Dünyamız ne kadar eşsiz, ne kadar benzersiz.
Varoluşun en güzel delili ve yok oluşun en büyük şahidi.
Öyle bir yok oluş ki göstere göstere gelen, bu sizin eseriniz diyen.
Evet. Sonunu arayan, sonunu isteyen bir varlık insanoğlu.
Kapatıyoruz kulaklarımızı dünyanın çığlığına.
Kör, sağır, dilsizi oynuyoruz.
Doğal afetler, salgınlar, yangınlar, depremler, kuraklık, buzulların erimesi, ozon tabakasının delinmesi, yok olan hayvan türleri…
Kıyamet senaryosu denilenlerin hepsi gerçekleşiyor.
Bilim insanları dikkate alınıp, gerekli önlemler alınmıyor.
Küresel sermaye ve sanayi yarışı, tüketim çılgınlığı, doğal kaynakların tabii sınırı yokmuşçasına hor kullanımı, yenilenebilir enerji kaynaklarına yeterli yatırımın yapılmaması, başta kimyasal ve plastik olmak üzere geri dönüşüm çalışmalarındaki yetersizlik, çevre kirliliği ve daha nicesi…
Bütün kötü senaryoları gözümüzle görebiliyoruz.

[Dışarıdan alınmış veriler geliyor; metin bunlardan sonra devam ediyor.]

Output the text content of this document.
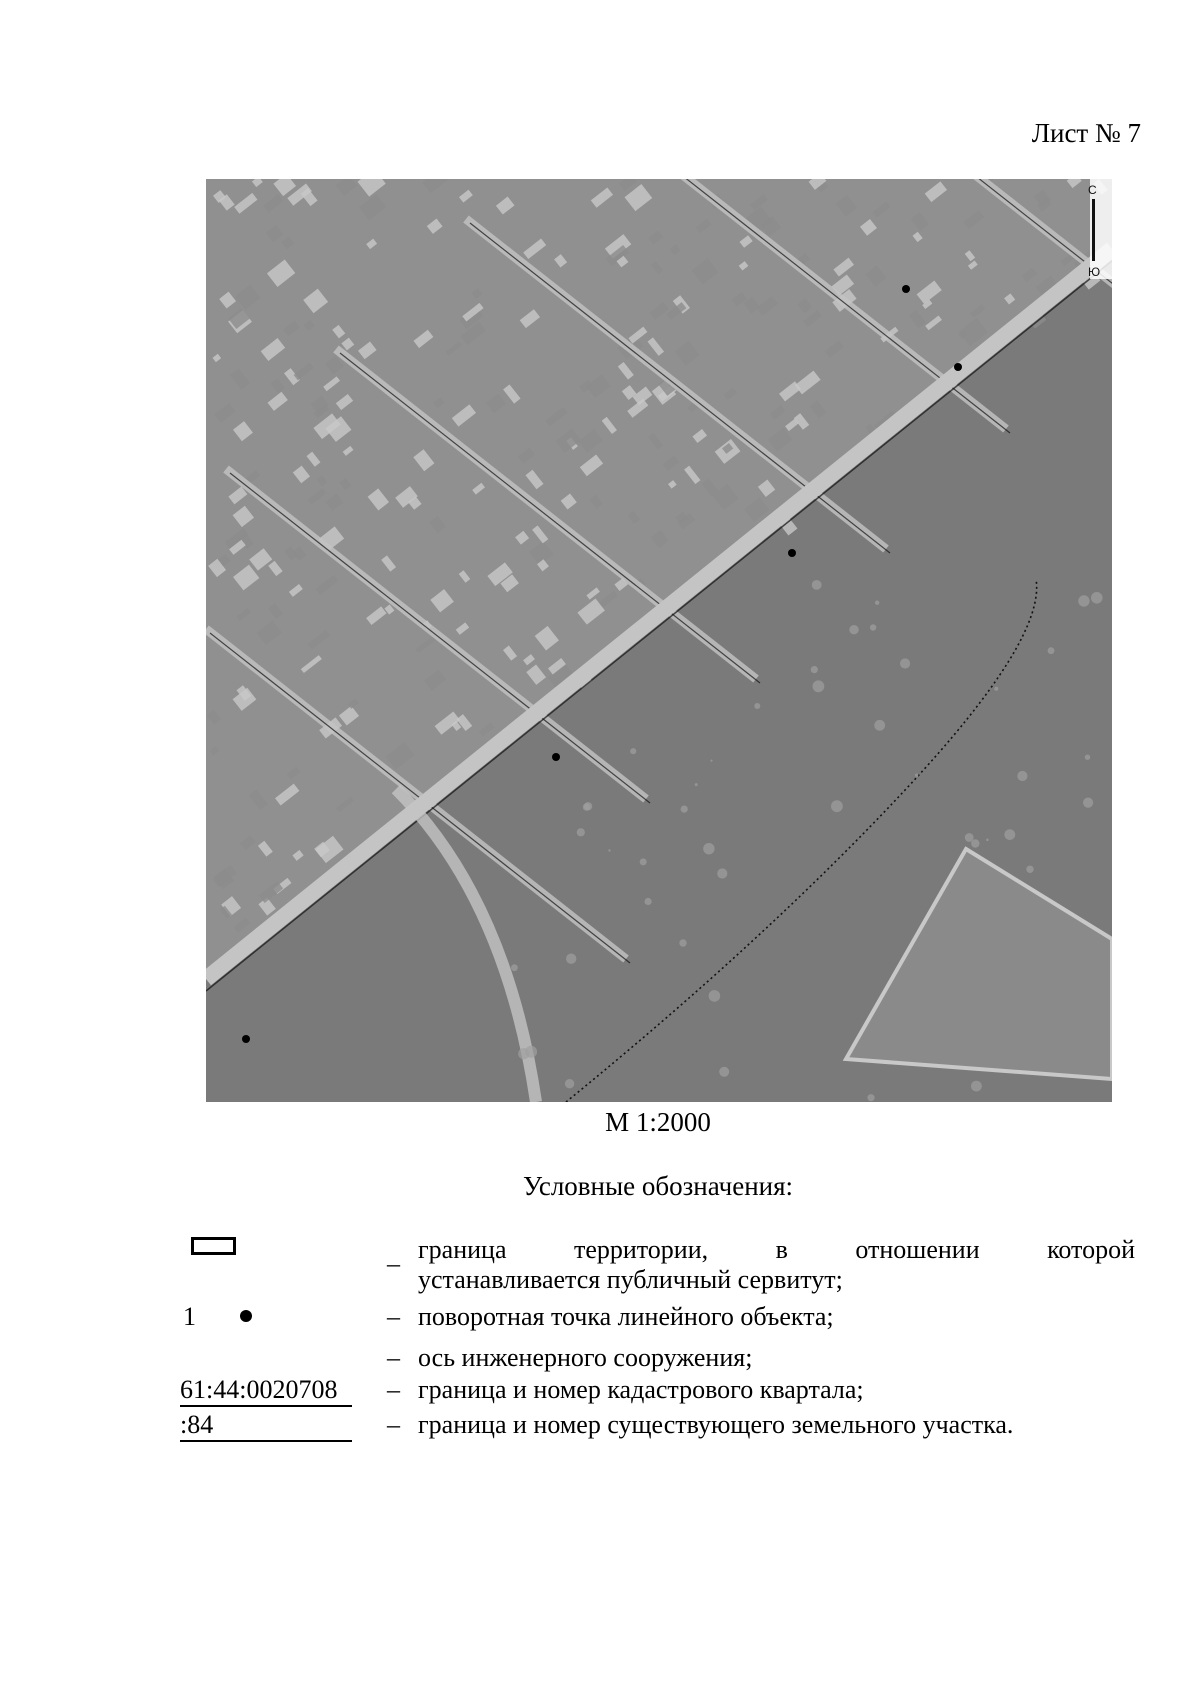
Лист № 7
С
Ю
М 1:2000
Условные обозначения:
– граница территории, в отношении которой
устанавливается публичный сервитут;
1	– поворотная точка линейного объекта;
– ось инженерного сооружения;
61:44:0020708	– граница и номер кадастрового квартала;
:84	– граница и номер существующего земельного участка.
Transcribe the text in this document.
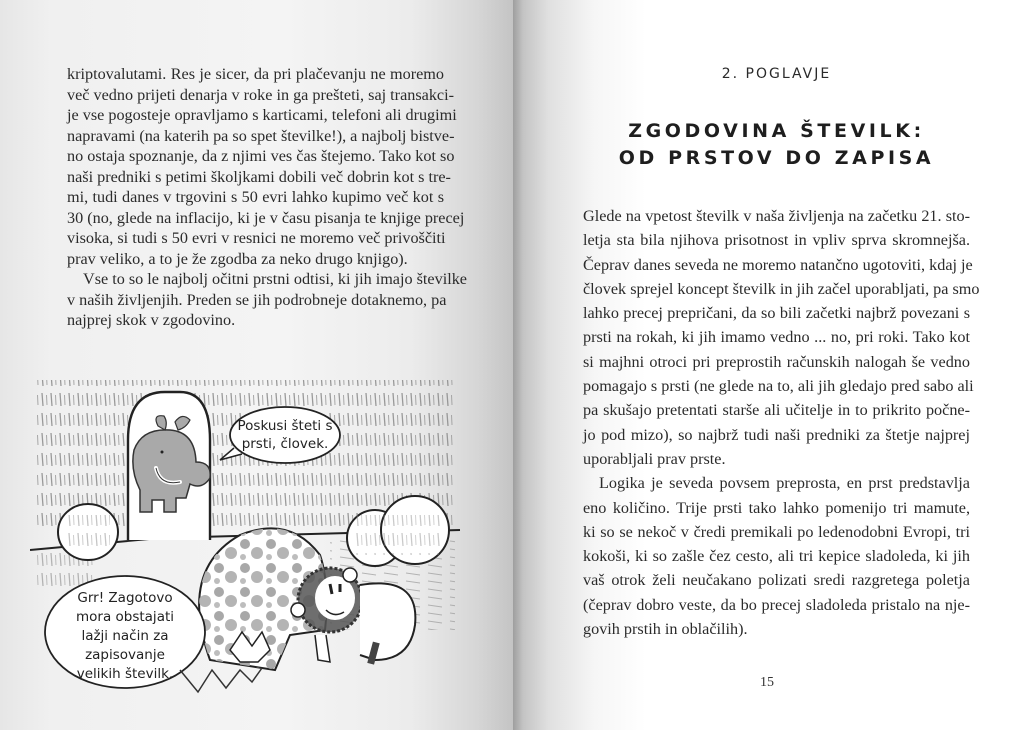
kriptovalutami. Res je sicer, da pri plačevanju ne moremo
več vedno prijeti denarja v roke in ga prešteti, saj transakci-
je vse pogosteje opravljamo s karticami, telefoni ali drugimi
napravami (na katerih pa so spet številke!), a najbolj bistve-
no ostaja spoznanje, da z njimi ves čas štejemo. Tako kot so
naši predniki s petimi školjkami dobili več dobrin kot s tre-
mi, tudi danes v trgovini s 50 evri lahko kupimo več kot s
30 (no, glede na inflacijo, ki je v času pisanja te knjige precej
visoka, si tudi s 50 evri v resnici ne moremo več privoščiti
prav veliko, a to je že zgodba za neko drugo knjigo).
Vse to so le najbolj očitni prstni odtisi, ki jih imajo številke
v naših življenjih. Preden se jih podrobneje dotaknemo, pa
najprej skok v zgodovino.
Poskusi šteti s
prsti, človek.
Grr! Zagotovo
mora obstajati
lažji način za
zapisovanje
velikih številk.
2. POGLAVJE
ZGODOVINA ŠTEVILK:
OD PRSTOV DO ZAPISA
Glede na vpetost številk v naša življenja na začetku 21. sto-
letja sta bila njihova prisotnost in vpliv sprva skromnejša.
Čeprav danes seveda ne moremo natančno ugotoviti, kdaj je
človek sprejel koncept številk in jih začel uporabljati, pa smo
lahko precej prepričani, da so bili začetki najbrž povezani s
prsti na rokah, ki jih imamo vedno ... no, pri roki. Tako kot
si majhni otroci pri preprostih računskih nalogah še vedno
pomagajo s prsti (ne glede na to, ali jih gledajo pred sabo ali
pa skušajo pretentati starše ali učitelje in to prikrito počne-
jo pod mizo), so najbrž tudi naši predniki za štetje najprej
uporabljali prav prste.
Logika je seveda povsem preprosta, en prst predstavlja
eno količino. Trije prsti tako lahko pomenijo tri mamute,
ki so se nekoč v čredi premikali po ledenodobni Evropi, tri
kokoši, ki so zašle čez cesto, ali tri kepice sladoleda, ki jih
vaš otrok želi neučakano polizati sredi razgretega poletja
(čeprav dobro veste, da bo precej sladoleda pristalo na nje-
govih prstih in oblačilih).
15
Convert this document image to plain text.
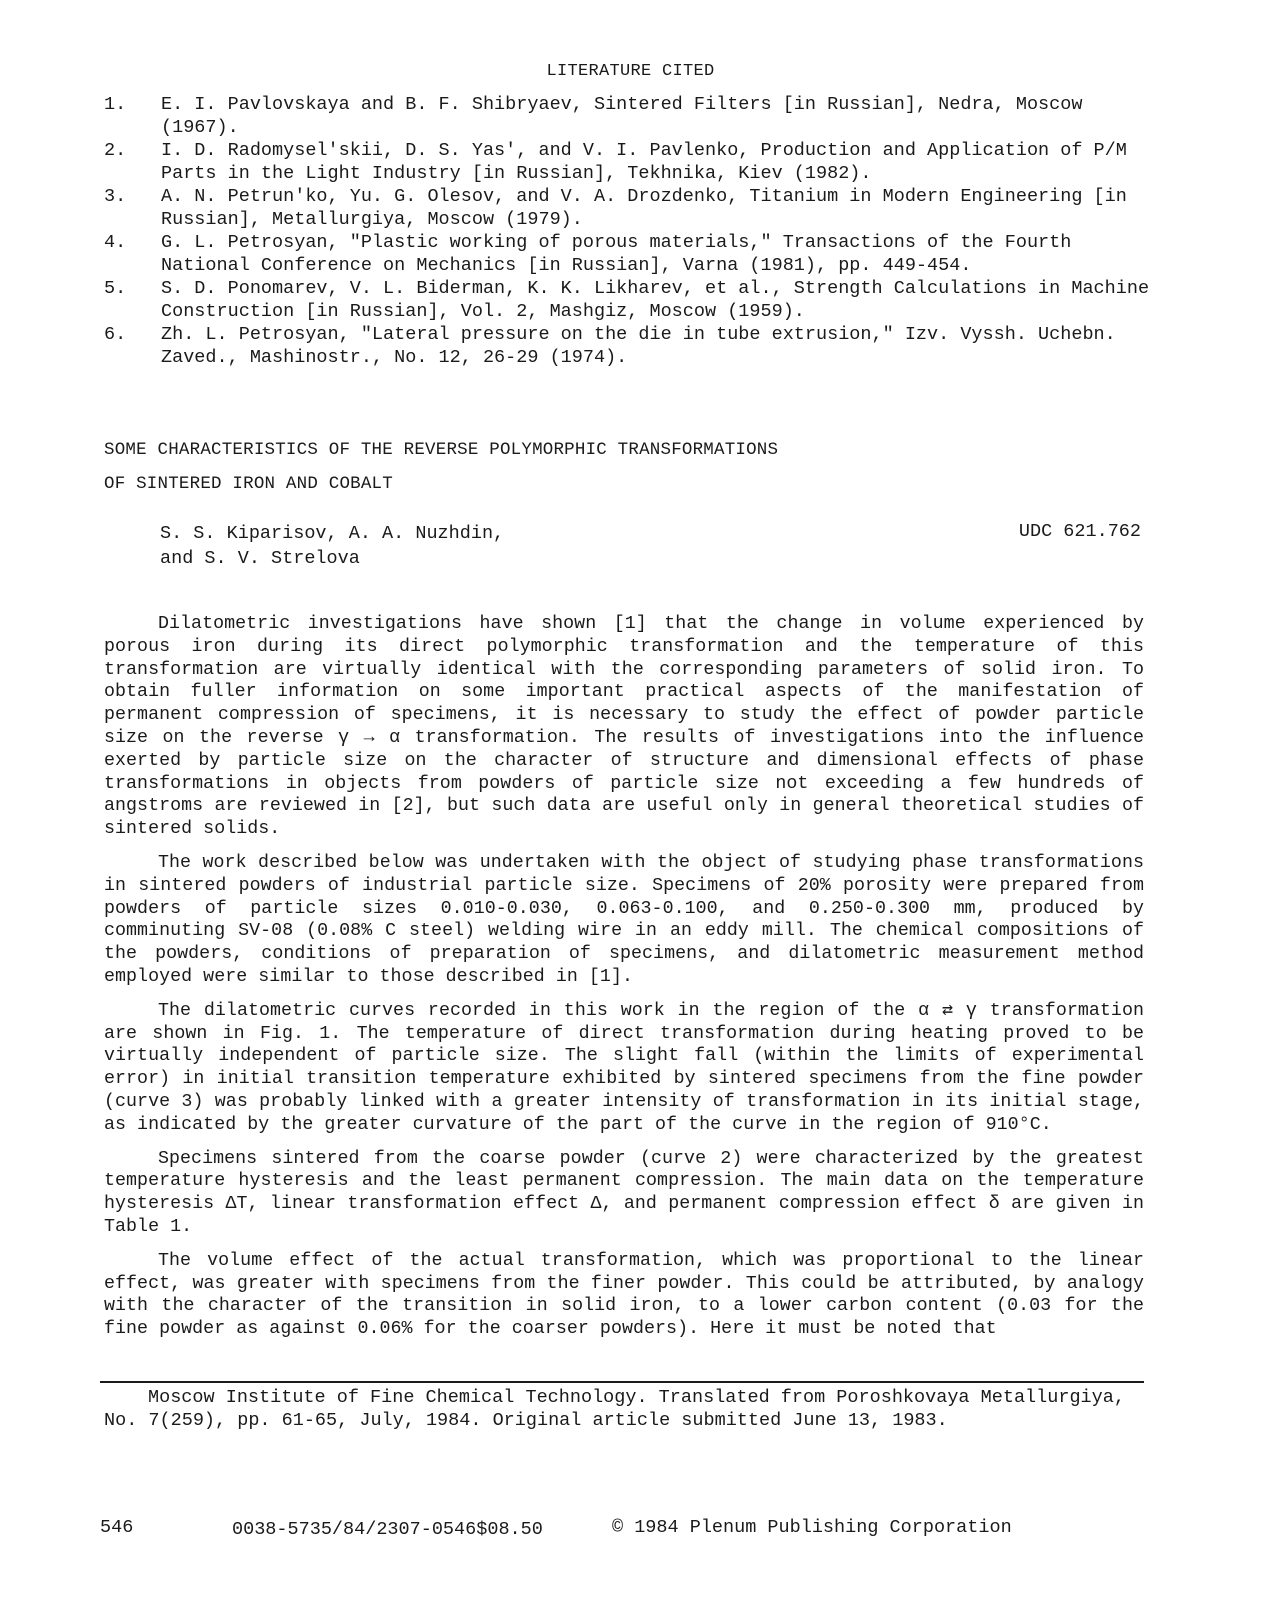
LITERATURE CITED
1. E. I. Pavlovskaya and B. F. Shibryaev, Sintered Filters [in Russian], Nedra, Moscow (1967).
2. I. D. Radomysel'skii, D. S. Yas', and V. I. Pavlenko, Production and Application of P/M Parts in the Light Industry [in Russian], Tekhnika, Kiev (1982).
3. A. N. Petrun'ko, Yu. G. Olesov, and V. A. Drozdenko, Titanium in Modern Engineering [in Russian], Metallurgiya, Moscow (1979).
4. G. L. Petrosyan, "Plastic working of porous materials," Transactions of the Fourth National Conference on Mechanics [in Russian], Varna (1981), pp. 449-454.
5. S. D. Ponomarev, V. L. Biderman, K. K. Likharev, et al., Strength Calculations in Machine Construction [in Russian], Vol. 2, Mashgiz, Moscow (1959).
6. Zh. L. Petrosyan, "Lateral pressure on the die in tube extrusion," Izv. Vyssh. Uchebn. Zaved., Mashinostr., No. 12, 26-29 (1974).
SOME CHARACTERISTICS OF THE REVERSE POLYMORPHIC TRANSFORMATIONS
OF SINTERED IRON AND COBALT
S. S. Kiparisov, A. A. Nuzhdin,
and S. V. Strelova
UDC 621.762

Dilatometric investigations have shown [1] that the change in volume experienced by porous iron during its direct polymorphic transformation and the temperature of this transformation are virtually identical with the corresponding parameters of solid iron. To obtain fuller information on some important practical aspects of the manifestation of permanent compression of specimens, it is necessary to study the effect of powder particle size on the reverse γ → α transformation. The results of investigations into the influence exerted by particle size on the character of structure and dimensional effects of phase transformations in objects from powders of particle size not exceeding a few hundreds of angstroms are reviewed in [2], but such data are useful only in general theoretical studies of sintered solids.

The work described below was undertaken with the object of studying phase transformations in sintered powders of industrial particle size. Specimens of 20% porosity were prepared from powders of particle sizes 0.010-0.030, 0.063-0.100, and 0.250-0.300 mm, produced by comminuting SV-08 (0.08% C steel) welding wire in an eddy mill. The chemical compositions of the powders, conditions of preparation of specimens, and dilatometric measurement method employed were similar to those described in [1].

The dilatometric curves recorded in this work in the region of the α ⇄ γ transformation are shown in Fig. 1. The temperature of direct transformation during heating proved to be virtually independent of particle size. The slight fall (within the limits of experimental error) in initial transition temperature exhibited by sintered specimens from the fine powder (curve 3) was probably linked with a greater intensity of transformation in its initial stage, as indicated by the greater curvature of the part of the curve in the region of 910°C.

Specimens sintered from the coarse powder (curve 2) were characterized by the greatest temperature hysteresis and the least permanent compression. The main data on the temperature hysteresis ΔT, linear transformation effect Δ, and permanent compression effect δ are given in Table 1.

The volume effect of the actual transformation, which was proportional to the linear effect, was greater with specimens from the finer powder. This could be attributed, by analogy with the character of the transition in solid iron, to a lower carbon content (0.03 for the fine powder as against 0.06% for the coarser powders). Here it must be noted that

Moscow Institute of Fine Chemical Technology. Translated from Poroshkovaya Metallurgiya, No. 7(259), pp. 61-65, July, 1984. Original article submitted June 13, 1983.

546	0038-5735/84/2307-0546$08.50	© 1984 Plenum Publishing Corporation
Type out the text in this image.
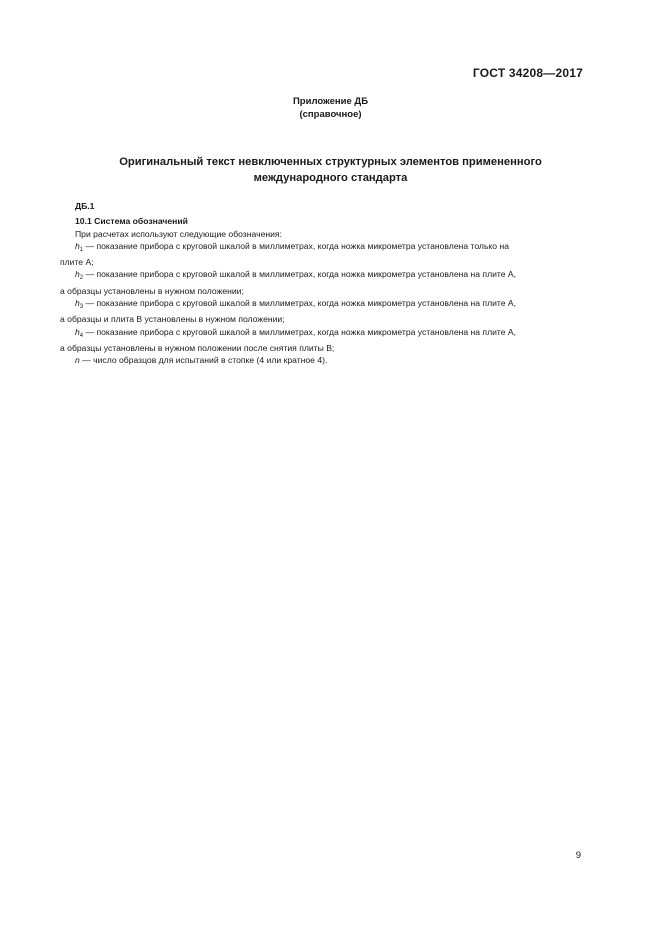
ГОСТ 34208—2017
Приложение ДБ
(справочное)
Оригинальный текст невключенных структурных элементов примененного
международного стандарта
ДБ.1
10.1 Система обозначений
При расчетах используют следующие обозначения:
$h_1$ — показание прибора с круговой шкалой в миллиметрах, когда ножка микрометра установлена только на
плите А;
$h_2$ — показание прибора с круговой шкалой в миллиметрах, когда ножка микрометра установлена на плите А,
а образцы установлены в нужном положении;
$h_3$ — показание прибора с круговой шкалой в миллиметрах, когда ножка микрометра установлена на плите А,
а образцы и плита В установлены в нужном положении;
$h_4$ — показание прибора с круговой шкалой в миллиметрах, когда ножка микрометра установлена на плите А,
а образцы установлены в нужном положении после снятия плиты В;
n — число образцов для испытаний в стопке (4 или кратное 4).
9
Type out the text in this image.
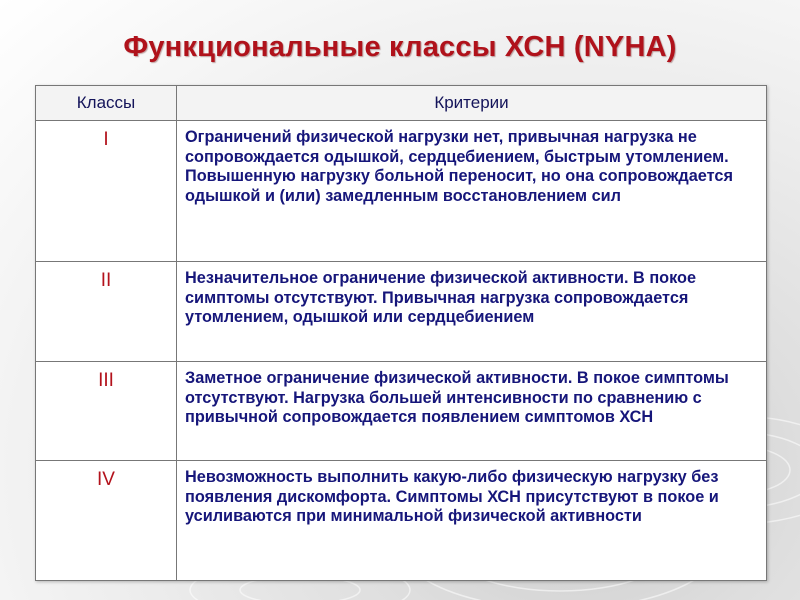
Функциональные классы ХСН (NYHA)
Классы	Критерии
I	Ограничений физической нагрузки нет, привычная нагрузка не сопровождается одышкой, сердцебиением, быстрым утомлением. Повышенную нагрузку больной переносит, но она сопровождается одышкой и (или) замедленным восстановлением сил
II	Незначительное ограничение физической активности. В покое симптомы отсутствуют. Привычная нагрузка сопровождается утомлением, одышкой или сердцебиением
III	Заметное ограничение физической активности. В покое симптомы отсутствуют. Нагрузка большей интенсивности по сравнению с привычной сопровождается появлением симптомов ХСН
IV	Невозможность выполнить какую-либо физическую нагрузку без появления дискомфорта. Симптомы ХСН присутствуют в покое и усиливаются при минимальной физической активности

Hava sıcaklığı arttı, denizler kirlendi, kuraklık artı. Bir yanımız yanarken, bir yanımız sellerle boğuştu. Salgın hastalıklar yüzünden yüzlerce insan öldü. Bitti mi peki, hayır bitmedi. Daha da kötülerinin geleceği söyleniyor. Yine kulaklar tıkalı…
Paylaşmayı, korumayı, sevmeyi ve en önemlisi de saygıyı bilmiyoruz. Bir parazit gibi yayılıp yaygınlaşmayı, elimizin değdiği her şeyi kurutmayı başarabiliyoruz. Benciliz, o kadar benciliz ki en üstün tür olma egomuzdan kurtulamıyoruz. Sonumuzu yavaş yavaş getiriyoruz. Masum olanı, güçsüz olanı koruyamıyoruz. Bu durum kendi türümüz içinde geçerli, yaşayan diğer türler içinde.
Doğayı, hayvanları ve bitkileri korumalıyız. Yok oluşa, yokuş aşağı yuvarlanarak gitmekten biran önce vazgeçmeliyiz. Kendimizi kendimizden korumayla başlamalıyız. Mesela hayvanları koruma gününde yok ettiğimiz, nesli tükenen canlılar listesinden utanç duymalıyız. Kahrolmalıyız, koruyamadığımız canlılar için makam sahiplerine sorumluluğu atıp vicdan temizliğinden artık vazgeçmeliyiz. Hepimiz elimizi taşın altına koymalıyız. Açıklanan verilere göre bu yıl 23 canlı türü yok olmuş, 23 muhteşem tür. 11 kuş, 1 yarasa, 2 balık, 1 bitki ve 8 midye türü…
Bundan bir önceki yıl 36 hayvan ve bitki türünün yok olduğu bildirilmişti. Söz konusu canlı türlerinin neslinin tükenmesinin, insan faaliyetlerinden kaynaklanan küresel ısınma ve çevresel değişimlerin sonucu olduğu vurgulanıyor. Ekosistem için hayati öneme sahip hayvanlar ve bitkiler birer birer yok oluyor. Sonuçlarını da hep beraber yaşıyoruz. Çünkü hepsi birbirine bağlı etkileri olan bir çarkın dişlileri. “Tek Sağlık: Çevre Sağlığı + Hayvan Sağlığı + İnsan Sağlığı”
Hayvanları koruma gününde koruyamadıklarımızı değil, korumaya dair atılan güzel adımları görmek dileğiyle.